During the French Revolution, Charleston was visited by the refugee Duc de la Rouchfoucault-Liancourt who wrote an account of his travels to SC. The duc referred in 1794 to a "free Negro" named "Pindaim" (Pendarvis) whose plantation was worked by 200 slaves "so successful that he was able to breach the barriers of white society"--actually, they had done that LONG BEFORE, altho "Pindaim" was James Pendarvis, son of Parthena, and thus half black. (Wealthy quadroons and octoroon planters of Haiti had been marrying their daughters to the French aristocracy, but apparently not half blacks, hence the duke's amaze. Since James Pendarvis had a Negro mother, he may have been born technically a slave until emancipated by his father, so the duc de Liancourt was right about that, and since SC law said you had to be a free octoroon to be legally white, James was technically "black" thru his mother Parthena. However, his listing in the census and tax lists as white shows how tactful the govt bureaucrats could be to wealthy men, justifying the modern Brazilian proverb of how money has bleaching power to make men white.)
A modern historical work, "A World in Shadow" recounts how "Pindaim" was "an emancipated slave" in the parish of St Paul's, Charleston, and "married a white woman [Cath Rumph] and later gave his mulatto daughters in marriage to white men". This makes it seem that James Pendarvis had been a field hand, which was certainly not the case. He was a son of the manor. The whole story makes us remember that strict "Jim Crow" laws were a product of the post-Reconstruction era.

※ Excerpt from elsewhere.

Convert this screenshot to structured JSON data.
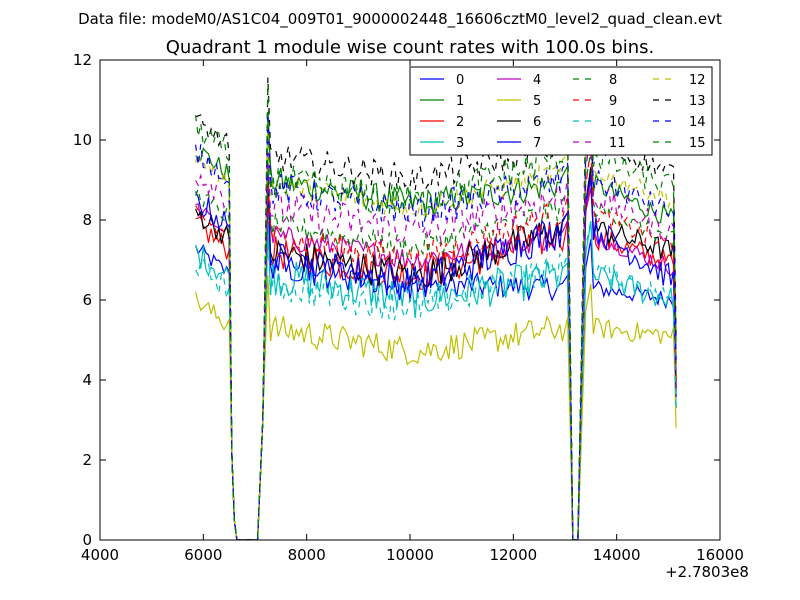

Besides "A World in Shadow', other good works touching on the Pendarvis saga are "The Free Negro in Antebellum South Carolina" by the Sri Lankan sociologist Wikramanayake [I may have that spelling wrong] but the best account is Larry Kogel's "Black Slaveowners: Free black Masters in SC, 1750-1860" (NY: McFarland press, 1985), where he identifies duc de Liancourt's "Pindaim" as James Pendarvis.